PayPal Dumped Cloud Company After It Refused To Monitor Customers' Files (fortune.com)
German Dropbox rival Seafile claims PayPal dropped it as a customer after it refused to comply with the payment services company's demand to spy on its users' data. In a blog post, the company informed its customers that they can no longer pay for the service using PayPal -- the only payment method that Seafile currently relies on. CEO Silja Jackson told Fortune, "We're looking into alternative payment services, but currently we're running a cloud service and not getting paid." Founded in 2009, Seafile has over 250,000 users, many in universities. The service offers an open-source file-synchronization system that organizations can install on their own servers -- for a fee, if they want enterprise features -- and last October the firm decided to also start offering a paid version that's hosted on Seafile's German servers, for individuals and small businesses.
Nothing of substance has changed at PayPal since the old days.
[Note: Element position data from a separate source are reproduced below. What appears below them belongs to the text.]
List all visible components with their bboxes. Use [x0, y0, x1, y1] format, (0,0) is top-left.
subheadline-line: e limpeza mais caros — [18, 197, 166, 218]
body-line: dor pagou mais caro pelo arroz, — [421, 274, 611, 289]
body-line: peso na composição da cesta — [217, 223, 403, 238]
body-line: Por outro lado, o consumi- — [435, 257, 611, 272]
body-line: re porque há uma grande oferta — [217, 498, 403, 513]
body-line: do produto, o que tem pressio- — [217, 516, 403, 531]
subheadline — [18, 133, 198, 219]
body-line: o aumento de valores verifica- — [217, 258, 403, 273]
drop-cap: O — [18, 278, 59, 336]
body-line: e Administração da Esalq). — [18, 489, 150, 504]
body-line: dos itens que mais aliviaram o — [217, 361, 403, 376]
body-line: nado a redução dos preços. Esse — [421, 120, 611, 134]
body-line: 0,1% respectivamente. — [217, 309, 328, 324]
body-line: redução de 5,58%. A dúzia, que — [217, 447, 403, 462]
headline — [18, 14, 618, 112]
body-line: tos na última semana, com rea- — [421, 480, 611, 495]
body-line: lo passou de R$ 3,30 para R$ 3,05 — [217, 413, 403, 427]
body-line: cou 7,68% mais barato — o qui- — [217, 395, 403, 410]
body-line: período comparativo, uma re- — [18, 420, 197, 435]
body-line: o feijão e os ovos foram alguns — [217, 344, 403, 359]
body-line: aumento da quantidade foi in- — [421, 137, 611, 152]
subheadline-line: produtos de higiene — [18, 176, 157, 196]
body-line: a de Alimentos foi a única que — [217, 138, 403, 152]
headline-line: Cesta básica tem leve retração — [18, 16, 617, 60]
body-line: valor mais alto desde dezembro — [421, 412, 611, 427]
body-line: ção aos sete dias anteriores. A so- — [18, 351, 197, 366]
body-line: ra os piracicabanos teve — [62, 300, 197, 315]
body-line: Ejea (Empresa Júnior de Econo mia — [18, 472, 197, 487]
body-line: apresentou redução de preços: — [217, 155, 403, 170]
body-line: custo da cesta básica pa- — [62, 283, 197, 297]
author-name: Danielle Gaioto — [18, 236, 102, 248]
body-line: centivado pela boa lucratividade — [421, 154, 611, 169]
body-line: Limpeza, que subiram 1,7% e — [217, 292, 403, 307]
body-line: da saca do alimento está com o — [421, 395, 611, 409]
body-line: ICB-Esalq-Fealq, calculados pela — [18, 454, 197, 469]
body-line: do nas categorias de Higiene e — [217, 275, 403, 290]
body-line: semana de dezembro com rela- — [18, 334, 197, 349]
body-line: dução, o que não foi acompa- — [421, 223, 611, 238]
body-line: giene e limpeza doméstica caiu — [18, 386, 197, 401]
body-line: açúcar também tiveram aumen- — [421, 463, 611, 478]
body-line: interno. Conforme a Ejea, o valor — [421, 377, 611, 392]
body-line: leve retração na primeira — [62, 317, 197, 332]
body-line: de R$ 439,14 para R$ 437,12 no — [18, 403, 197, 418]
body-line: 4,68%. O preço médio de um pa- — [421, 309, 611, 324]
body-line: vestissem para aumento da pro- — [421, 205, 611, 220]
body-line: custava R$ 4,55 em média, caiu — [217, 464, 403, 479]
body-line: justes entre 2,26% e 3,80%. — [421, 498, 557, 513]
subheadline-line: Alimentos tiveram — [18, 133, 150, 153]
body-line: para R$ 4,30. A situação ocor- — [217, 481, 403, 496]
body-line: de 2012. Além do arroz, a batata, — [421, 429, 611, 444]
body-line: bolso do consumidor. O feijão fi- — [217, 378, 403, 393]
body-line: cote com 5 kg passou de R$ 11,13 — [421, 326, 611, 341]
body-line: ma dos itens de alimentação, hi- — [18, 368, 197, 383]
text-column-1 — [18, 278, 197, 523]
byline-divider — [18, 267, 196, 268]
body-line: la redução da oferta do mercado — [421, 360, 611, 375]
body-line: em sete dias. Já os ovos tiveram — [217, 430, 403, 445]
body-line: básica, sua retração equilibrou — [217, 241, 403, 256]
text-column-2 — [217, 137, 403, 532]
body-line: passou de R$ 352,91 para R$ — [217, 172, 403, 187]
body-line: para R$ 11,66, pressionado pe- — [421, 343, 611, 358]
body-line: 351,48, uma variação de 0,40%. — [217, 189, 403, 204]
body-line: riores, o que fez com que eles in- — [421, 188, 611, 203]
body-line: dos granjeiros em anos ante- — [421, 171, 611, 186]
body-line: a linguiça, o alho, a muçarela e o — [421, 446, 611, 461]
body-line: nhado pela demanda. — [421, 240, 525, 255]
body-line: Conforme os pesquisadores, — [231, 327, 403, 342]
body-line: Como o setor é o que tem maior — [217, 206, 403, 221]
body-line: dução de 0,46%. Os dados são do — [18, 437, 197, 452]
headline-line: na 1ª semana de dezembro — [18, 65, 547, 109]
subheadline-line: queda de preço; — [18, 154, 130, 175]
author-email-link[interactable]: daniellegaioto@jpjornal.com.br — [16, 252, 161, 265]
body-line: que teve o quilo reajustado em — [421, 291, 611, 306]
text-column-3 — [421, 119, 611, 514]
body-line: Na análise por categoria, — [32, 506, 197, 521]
Check.
#DeleteChrome
Paypal officially fell into a black hole as viewed from my frame of reference a year ago.
PayPal Will Be Able To Robo-Text/Call Users With No Opt-out Starting July 1
All this shit they still do at this point amounts to Hawking radiation.
Paypal has been doing this for a long time.
I initially thought the summary meant PayPal wanted access to the customer data, but the story told me they just wanted analytics showing the file sharing website was attempting to combat copyright infringement.
I still side with seafile, but that's not nearly as douchey as I interpreted the summary.